You have prepared a typed lease for a prospective tenant and delivered the lease to the tenant for execution.

The tenant proceeds to sign the lease, but also makes a few handwritten modifications to the body of the lease.  The tenant returns the signed lease with the handwritten modifications.  What are your rights?  What happens if you countersign the lease?  What happens if you cross out the tenant’s notations?  What is the legal consequence if you executed the Lease before sending it to the tenant for signature?

In addition to being a classic, first-year law school exam question, the above-situation is quite common in the commercial leasing industry.  Many tenants attempt to take advantage of landlords by hand-writing modifications into leases and then signing.  The logic from the tenant’s perspective is that the landlord is more likely to agree to the changes if the tenant’s signature is already affixed to the lease.  In other words, the landlord may determine that the advantages of securing a tenant outweigh the disadvantages of agreeing to the tenant’s modifications.

In contractual terms, when a tenant returns a signed lease with handwritten modifications, the tenant is presenting a counteroffer to the landlord.  If the landlord reviews the modifications and signs the lease, the landlord is accepting the tenant’s counteroffer.  If the landlord crosses out the modifications and signs the lease, there is no meeting of the minds and thus no enforceable agreement, as the landlord has rejected the tenant’s counteroffer.  If the landlord has executed the lease before sending it to the tenant, there is also no meeting of the minds.

In general, a commercial landlord should not sign a lease which contains the tenant’s handwritten modifications unless the landlord agrees to the amended terms and initials the changes.  Oftentimes, handwritten modifications conflict with other provisions of the lease, rendering those provisions ambiguous and unclear.  In addition, the actual modifications may be vague or unclear since they are usually not written by attorneys.  This is problematic for the landlord that is attempting to enforce the lease, as most judges will construe an ambiguous lease provision in favor of the tenant.

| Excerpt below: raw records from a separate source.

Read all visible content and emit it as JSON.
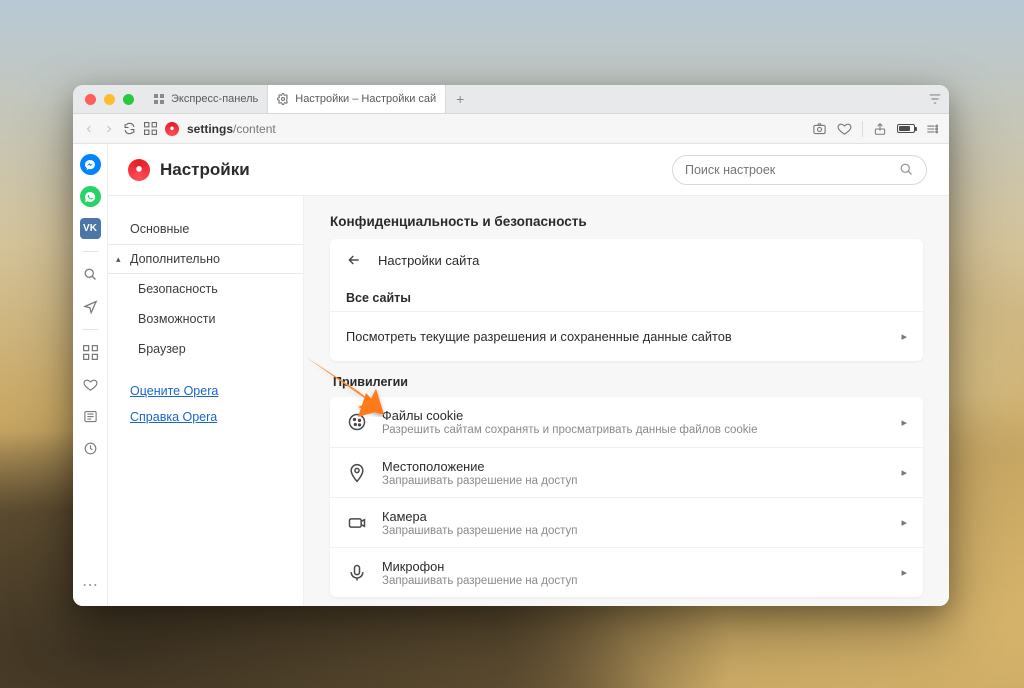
{
  "tabs": [
    {
      "label": "Экспресс-панель"
    },
    {
      "label": "Настройки – Настройки сай"
    }
  ],
  "url": {
    "prefix": "settings",
    "path": "/content"
  },
  "page": {
    "title": "Настройки"
  },
  "search": {
    "placeholder": "Поиск настроек"
  },
  "nav": {
    "basics": "Основные",
    "advanced": "Дополнительно",
    "security": "Безопасность",
    "features": "Возможности",
    "browser": "Браузер",
    "rate": "Оцените Opera",
    "help": "Справка Opera"
  },
  "section": {
    "privacy_title": "Конфиденциальность и безопасность",
    "site_settings": "Настройки сайта",
    "all_sites": "Все сайты",
    "view_permissions": "Посмотреть текущие разрешения и сохраненные данные сайтов",
    "privileges": "Привилегии"
  },
  "rows": {
    "cookies": {
      "title": "Файлы cookie",
      "sub": "Разрешить сайтам сохранять и просматривать данные файлов cookie"
    },
    "location": {
      "title": "Местоположение",
      "sub": "Запрашивать разрешение на доступ"
    },
    "camera": {
      "title": "Камера",
      "sub": "Запрашивать разрешение на доступ"
    },
    "mic": {
      "title": "Микрофон",
      "sub": "Запрашивать разрешение на доступ"
    }
  },
  "rail": {
    "vk": "VK"
  }
}
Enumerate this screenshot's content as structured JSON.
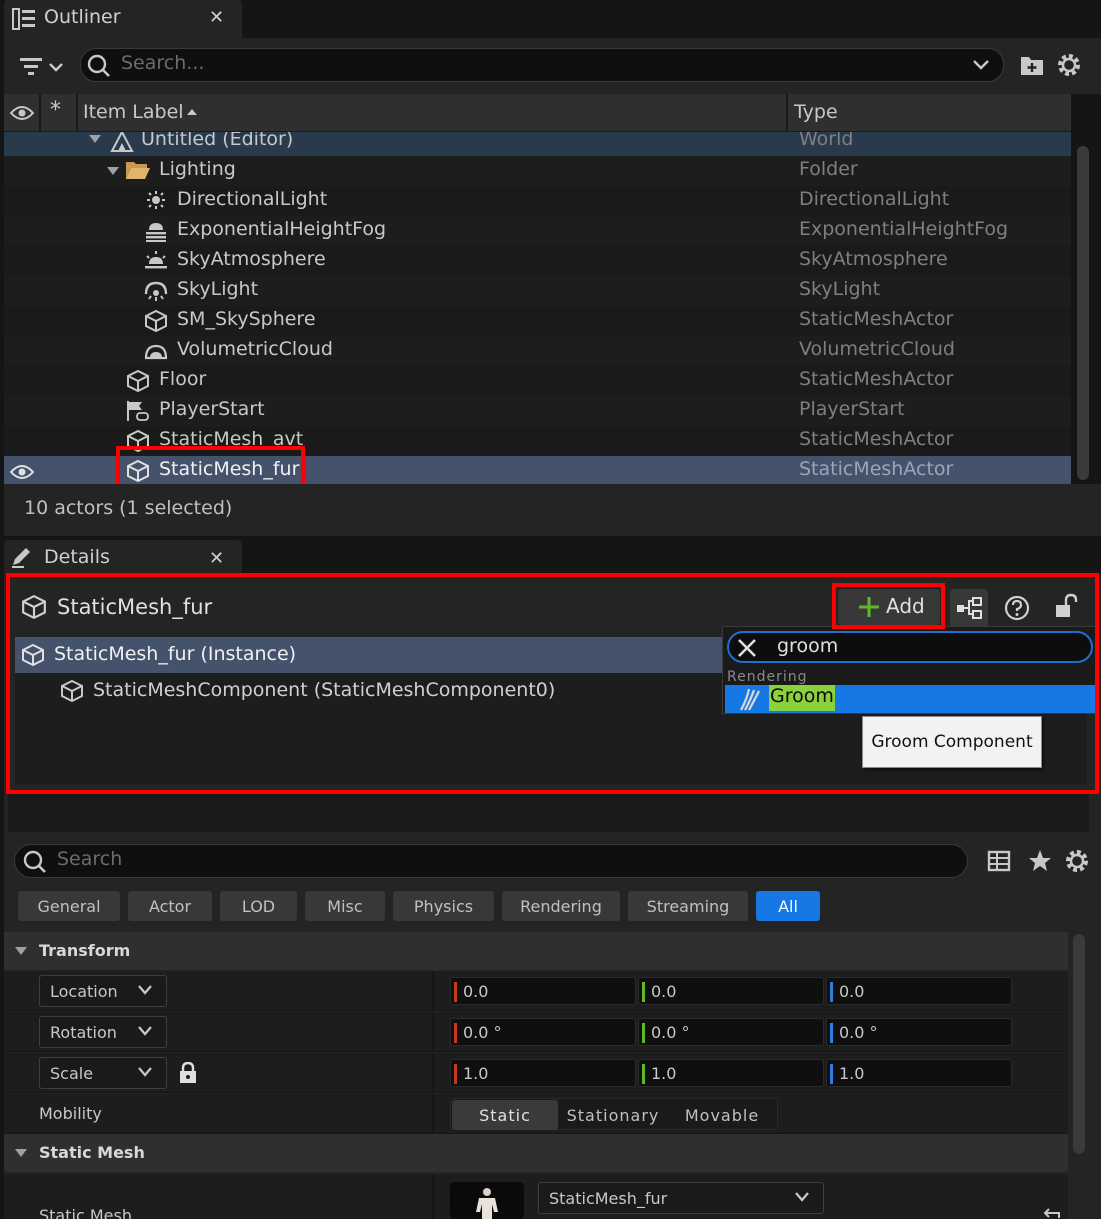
{
  "outliner": {
    "tab_title": "Outliner",
    "search_placeholder": "Search...",
    "columns": {
      "label": "Item Label",
      "type": "Type"
    },
    "rows": [
      {
        "label": "Untitled (Editor)",
        "type": "World"
      },
      {
        "label": "Lighting",
        "type": "Folder"
      },
      {
        "label": "DirectionalLight",
        "type": "DirectionalLight"
      },
      {
        "label": "ExponentialHeightFog",
        "type": "ExponentialHeightFog"
      },
      {
        "label": "SkyAtmosphere",
        "type": "SkyAtmosphere"
      },
      {
        "label": "SkyLight",
        "type": "SkyLight"
      },
      {
        "label": "SM_SkySphere",
        "type": "StaticMeshActor"
      },
      {
        "label": "VolumetricCloud",
        "type": "VolumetricCloud"
      },
      {
        "label": "Floor",
        "type": "StaticMeshActor"
      },
      {
        "label": "PlayerStart",
        "type": "PlayerStart"
      },
      {
        "label": "StaticMesh_avt",
        "type": "StaticMeshActor"
      },
      {
        "label": "StaticMesh_fur",
        "type": "StaticMeshActor"
      }
    ],
    "footer": "10 actors (1 selected)"
  },
  "details": {
    "tab_title": "Details",
    "actor_name": "StaticMesh_fur",
    "add_label": "Add",
    "instance_row": "StaticMesh_fur (Instance)",
    "component_row": "StaticMeshComponent (StaticMeshComponent0)",
    "add_dropdown": {
      "search_value": "groom",
      "category": "Rendering",
      "item": "Groom",
      "tooltip": "Groom Component"
    },
    "search_placeholder": "Search",
    "categories": [
      "General",
      "Actor",
      "LOD",
      "Misc",
      "Physics",
      "Rendering",
      "Streaming",
      "All"
    ],
    "active_category": "All",
    "sections": {
      "transform": "Transform",
      "static_mesh": "Static Mesh"
    },
    "transform": {
      "location": {
        "label": "Location",
        "x": "0.0",
        "y": "0.0",
        "z": "0.0"
      },
      "rotation": {
        "label": "Rotation",
        "x": "0.0 °",
        "y": "0.0 °",
        "z": "0.0 °"
      },
      "scale": {
        "label": "Scale",
        "x": "1.0",
        "y": "1.0",
        "z": "1.0"
      }
    },
    "mobility": {
      "label": "Mobility",
      "options": [
        "Static",
        "Stationary",
        "Movable"
      ],
      "selected": "Static"
    },
    "static_mesh": {
      "label": "Static Mesh",
      "value": "StaticMesh_fur"
    }
  },
  "colors": {
    "accent": "#1678e5",
    "highlight": "#ff0000",
    "axis_x": "#c83a1e",
    "axis_y": "#5fb82a",
    "axis_z": "#2f7de0"
  }
}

Whenever a landlord receives a lease copy signed by a prospective tenant, it should examine each page of the lease to make sure that the tenant has not made any handwritten modifications.  If the tenant has made handwritten modifications, the landlord should carefully read the modifications to assess the changes that the tenant is proposing, to determine whether the proposed changes are clear as written and to determine whether the proposed changes conflict with any other portions of the lease.  The safest thing for the landlord to do is to incorporate the modifications to which it agrees into the type-written lease and return it to the prospective tenant for a signature.